Mel Gibson Says He's Been Sober 65 Days

The actor calls alcohol "poison" but admits he could slip "in an instant"

Mel Gibson says he has not touched alcohol for 65 days following his July 28 arrest for drunk driving and his subsequent anti-Semitic rant, which he is now calling “the stupid rambling of a drunkard.”

Admitting that alcohol is “poison” but that staying sober has been a struggle, Gibson, 50, tells Diane Sawyer in an interview to air Thursday and Friday on ABC’s Good Morning America that he began drinking two months before being pulled over for speeding on the Pacific Coast Highway in Malibu shortly after 2 a.m. on that fateful summer day.

“Years go by, you’re fine,” says Gibson, who also admits to past alcohol and drug use, according to a partial transcript of the interview released by ABC.

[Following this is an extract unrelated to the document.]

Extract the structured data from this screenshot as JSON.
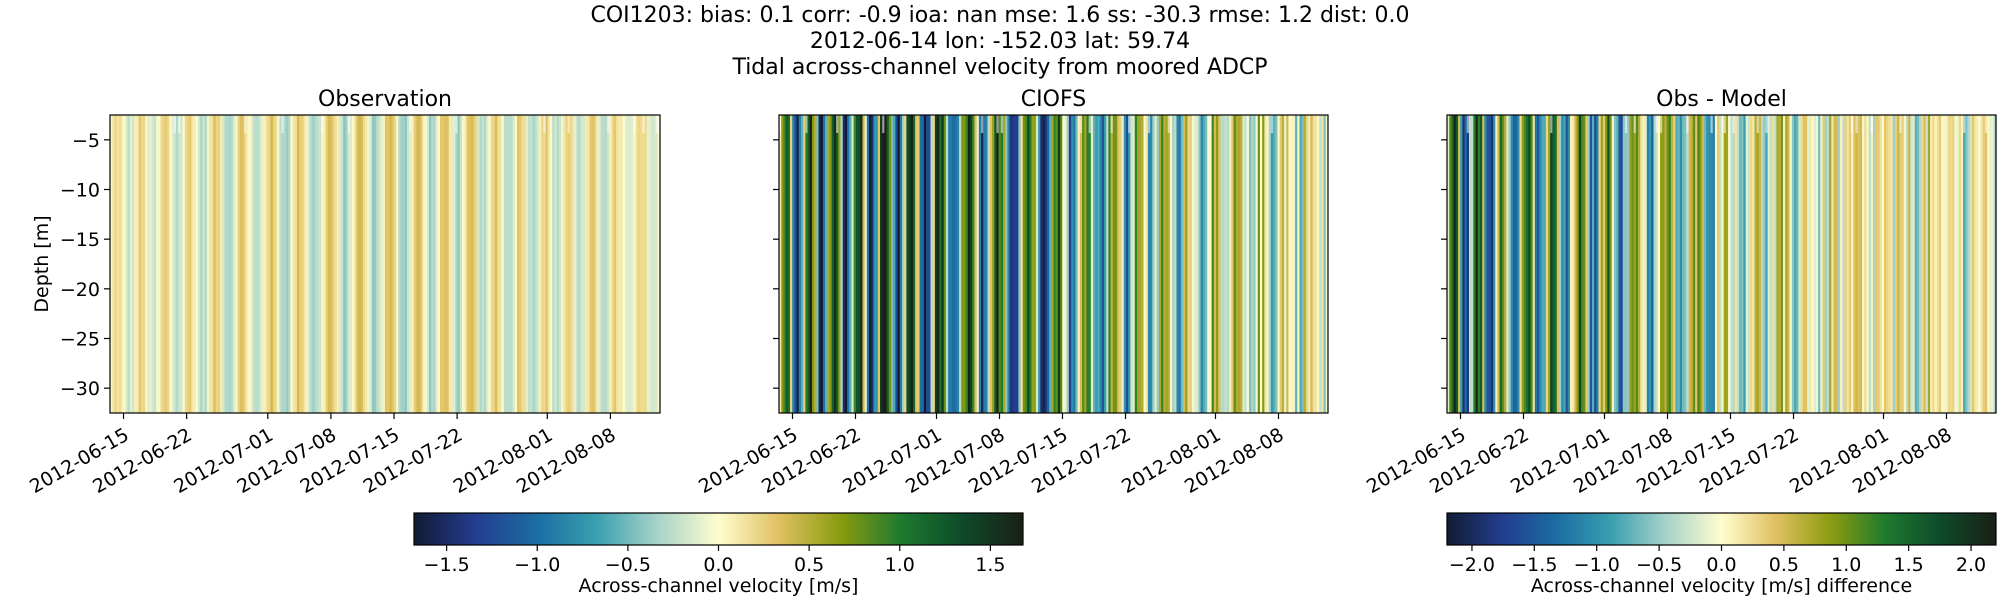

Yet, he also says about the possibility of a relapse: “All of a sudden in a heartbeat, in an instant, on an impulse, somebody shoves a glass of Mescal in front of your nose and says, ‘It’s from Oaxaca.’ And it’s burning its way through your esophagus and you go, ‘Oh man, what did I do that for? I can’t put the toothpaste back in the tube.'”

In August, he pleaded no contest to a misdemeanor charge of driving with an elevated blood-alcohol level and was sentenced to three years probation. He’s also been barred from driving for three months and fined $1,300.

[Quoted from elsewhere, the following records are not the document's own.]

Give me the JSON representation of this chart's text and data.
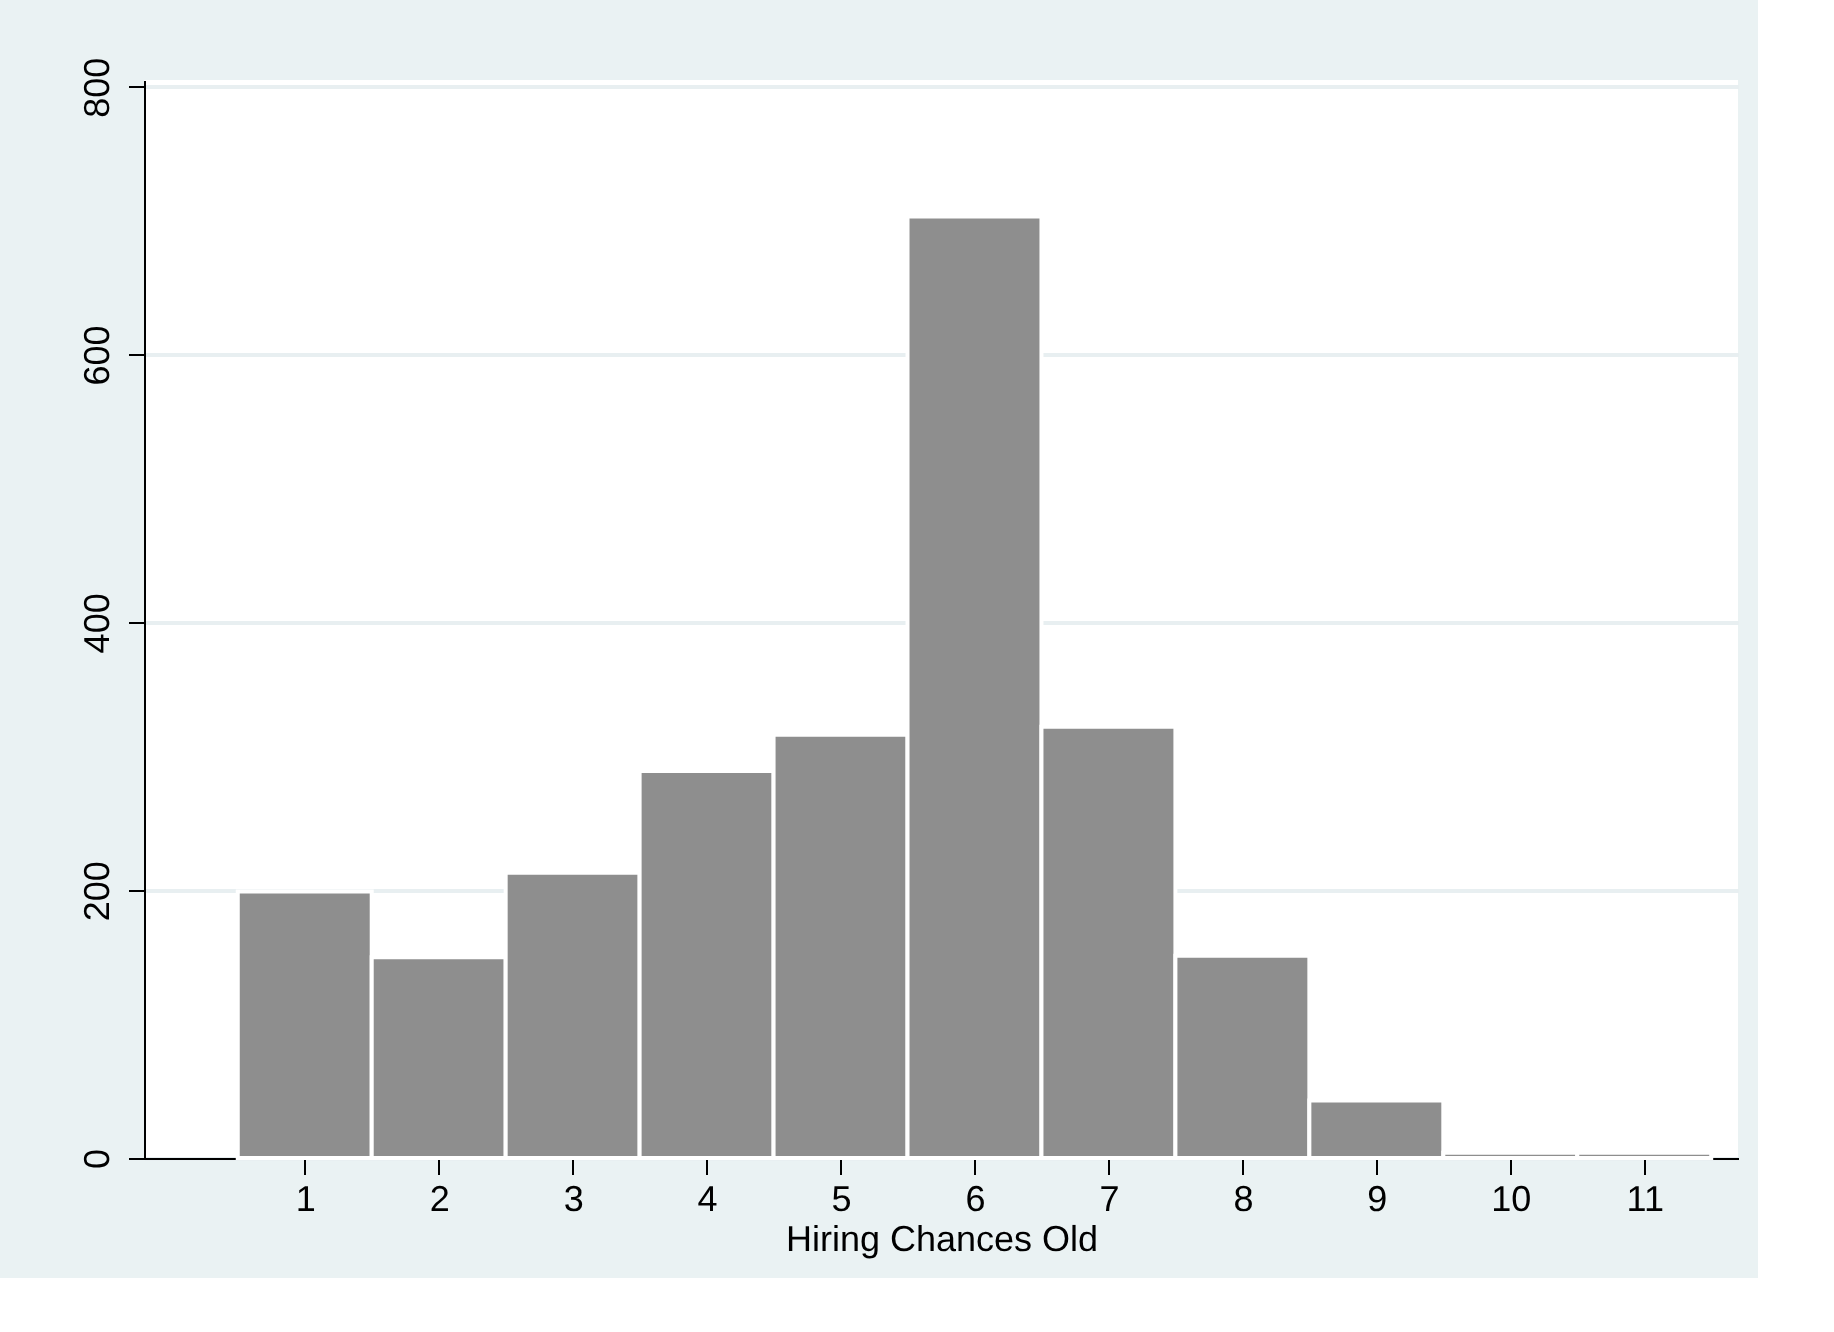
{
  "chart_data": {
    "type": "histogram",
    "xlabel": "Hiring Chances Old",
    "bins": [
      0.5,
      1.5,
      2.5,
      3.5,
      4.5,
      5.5,
      6.5,
      7.5,
      8.5,
      9.5,
      10.5,
      11.5
    ],
    "values": [
      199,
      150,
      213,
      289,
      316,
      703,
      322,
      151,
      43,
      4,
      4
    ],
    "color": "#8e8e8e",
    "xlim": [
      -0.2,
      11.7
    ],
    "xticks": [
      1,
      2,
      3,
      4,
      5,
      6,
      7,
      8,
      9,
      10,
      11
    ],
    "ylim": [
      0,
      805
    ],
    "yticks": [
      0,
      200,
      400,
      600,
      800
    ],
    "grid": "y"
  }
}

The star, who has volunteered to make a public-service announcement about the hazards of drinking and driving, tells Sawyer that he plans to continue plying his trade in Hollywood, though he is aware some people may no longer wish to work with him. (“The Jews are responsible for all the wars in the world,” Gibson said at the time of his arrest.)

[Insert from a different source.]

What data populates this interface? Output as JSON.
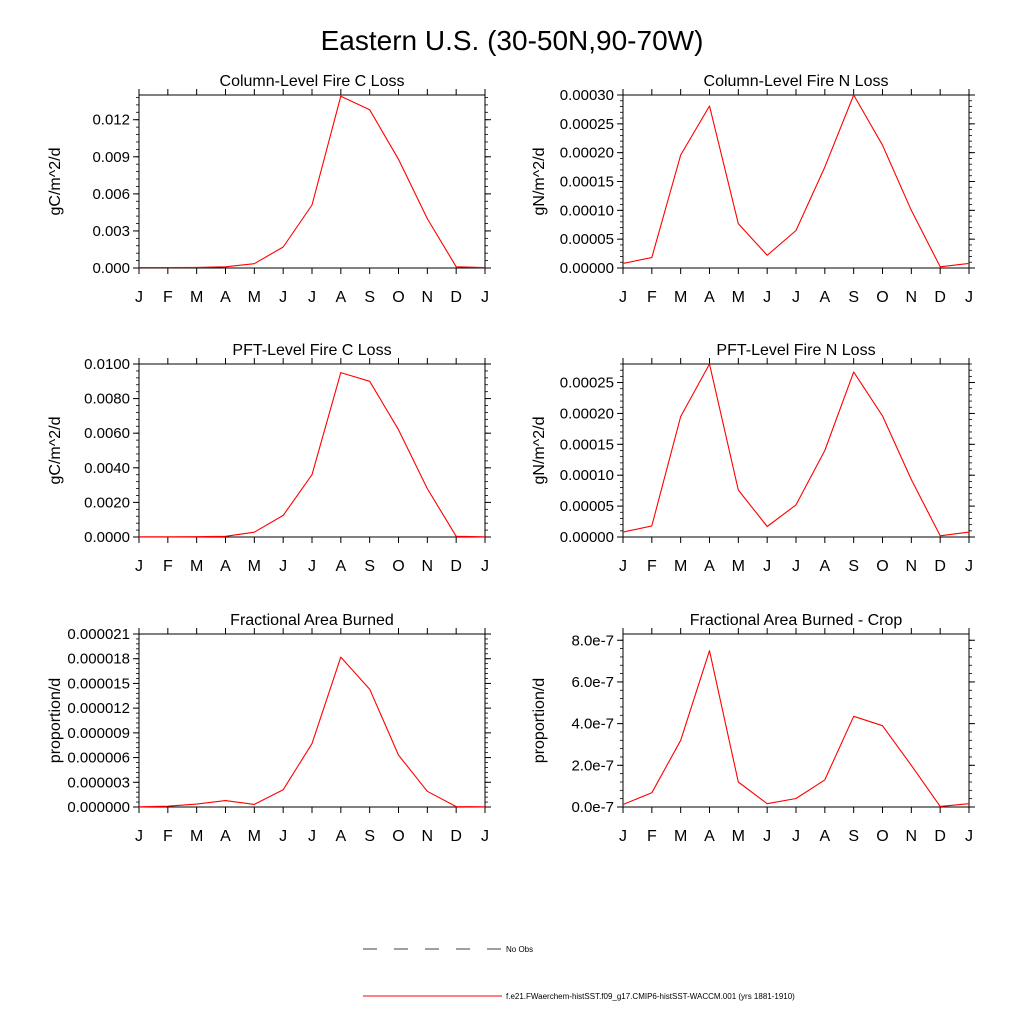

Of those who might shun him professionally, Gibson says: “I feel sad because they’ve obviously been hurt and frightened and offended enough to feel that they have to do that. Um, and it’s their choice. There’s nothing I can do about that.”

Still, he says, “I’ll always continue to work. I’ve never much depended on anyone but myself, as far as that goes. And, hey, I’m not under the illusion that everything’s just going to be hunky-dory work wise forever. I’ve never been under that illusion. Things could go away tomorrow.”

Saying he is committed “to heal myself and to be assuring and allay the fears of others and to heal them if they had any heart wounds from something I may have said The last thing I want to be is that kind of monster,” Gibson is asked by Sawyer if he’d like to tell his critics, “Give me a chance to show you who I am?”

Gibson responds: “Well, hopefully, in time they’ll know. And, you’re powerless over everything really All you can do is take another step, keep breathing.”